- Born: 1952
- Occupation: Fitness trainer (tennis)

= Gil Reyes (tennis) =

American fitness trainer (born 1952)

Gil Reyes (born 1952) is an American fitness trainer who spent seventeen years as the strength and conditioning trainer for retired tennis player Andre Agassi, from 1989 until Agassi's retirement in 2006. He was also considered one of Agassi's closest friends and confidants.

==Trainer and friend==
Gil Reyes was the strength and conditioning coach for the basketball program at the University of Nevada, Las Vegas before meeting Agassi in 1989. Reyes was their strength coach when they won the 1990 NCAA championships.

After Agassi lost in the fourth round of the 1998 US Open, he and Reyes recommitted to the training regimen they had established. Soon after returning to Las Vegas, Reyes asked Agassi for the first time to run up and down a 320-yard hill that Reyes calls "Magic Mountain". The story has become an oft-repeated story of Agassi's commitment and Reyes's motivation. This retooled training regime entailed two hours of court practice, followed by two hours of weight training and then to "Magic Mountain" for a series of sprints. It is believed that Agassi's late career revival would not have been possible without this training regime. Agassi himself said in 2005, at the age of 35, "Gil is the reason why I've won more Slams after the age of 29 than I did before. He's the reason why I'm still out there playing this sport at a time in my life when I can really understand and appreciate it."

Reyes's approach transformed Agassi into a well-conditioned strong athlete. When they first began working together Agassi could bench press 135 pounds. Fourteen years later in 2003, he was benchpressing 350 lbs. Reyes described his job as being "to get [Agassi] to be as good to himself as he is to others." The relationship between Reyes and Agassi was so close that Reyes was sometimes called "the core" of Agassi's team of advisors, friends and family.

Reyes's contributions to Agassi's success were often overlooked in favor of the contributions of coaches like Brad Gilbert.

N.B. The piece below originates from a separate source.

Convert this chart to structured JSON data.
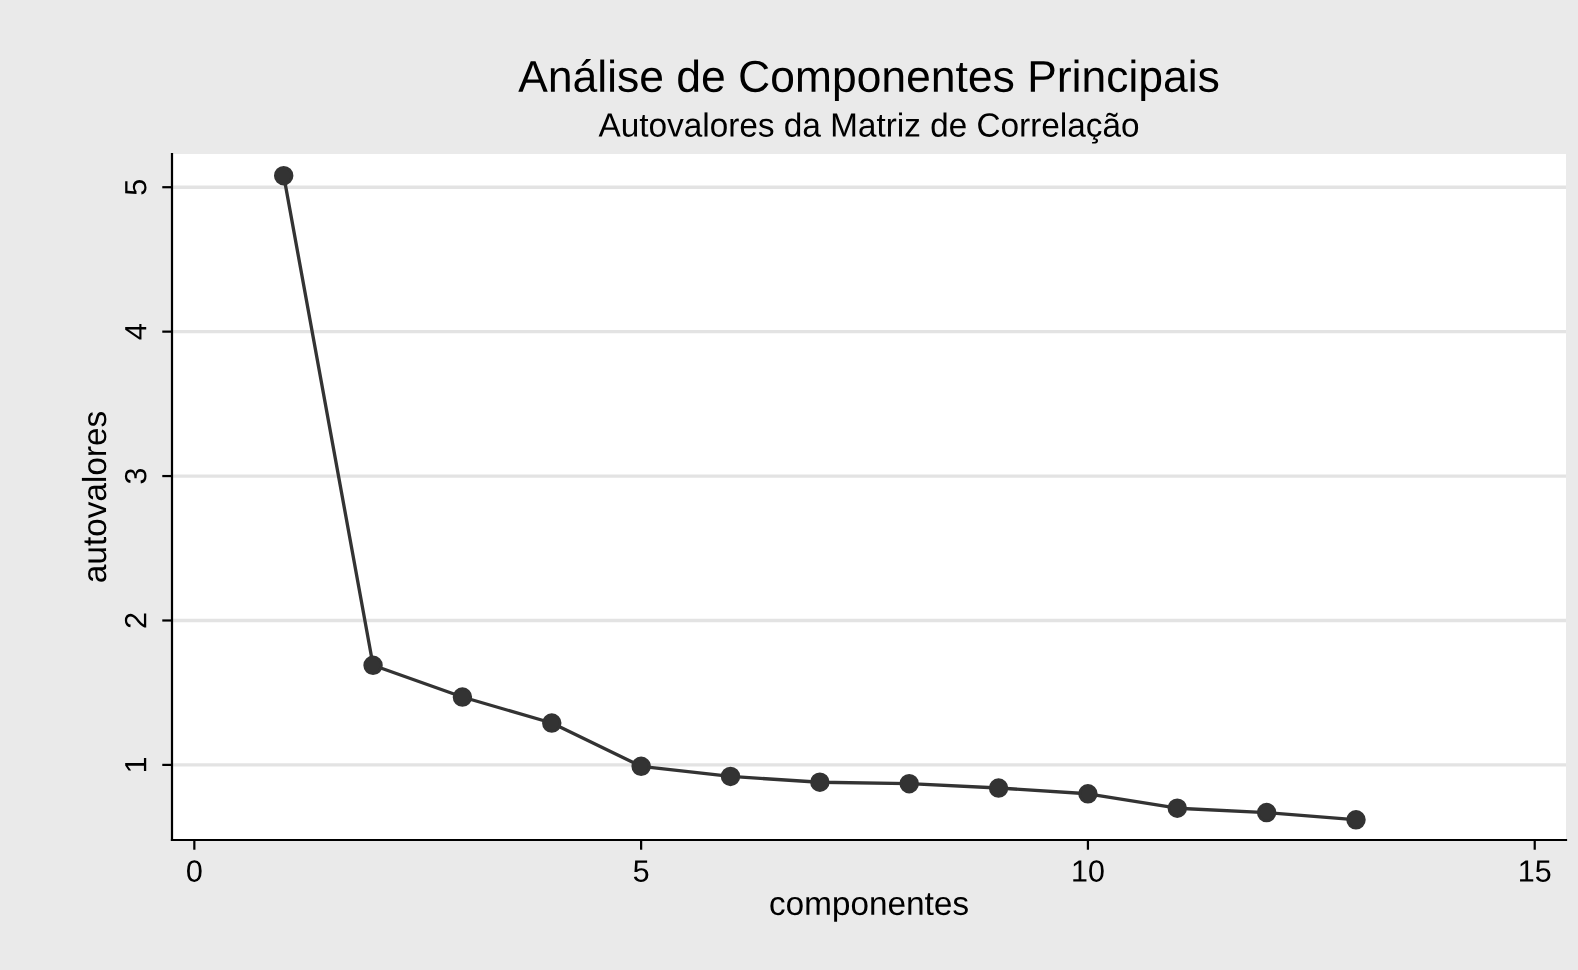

In 2001, Agassi named his child Jaden Gil Agassi after his trainer and friend.

==After Agassi==
Gil Reyes currently runs the Gil Reyes Fitness Center in Las Vegas. Gil Reyes and Adidas have a contract under which he helps train young athletes, such as Fernando Verdasco, Sorana Cîrstea, Sania Mirza and Sam Querrey; the program is officially called the Adidas Player Development program. The training employed by Reyes consists of the same combination used for Andre Agassi- a combination of court practice, weight training and runs up "Magic Mountain".
Gil Reyes was credited by Fernando Verdasco for his improved fitness and career-best run to the Australian Open semifinals in January 2009. He is currently working with Eugenie Bouchard since October 2019.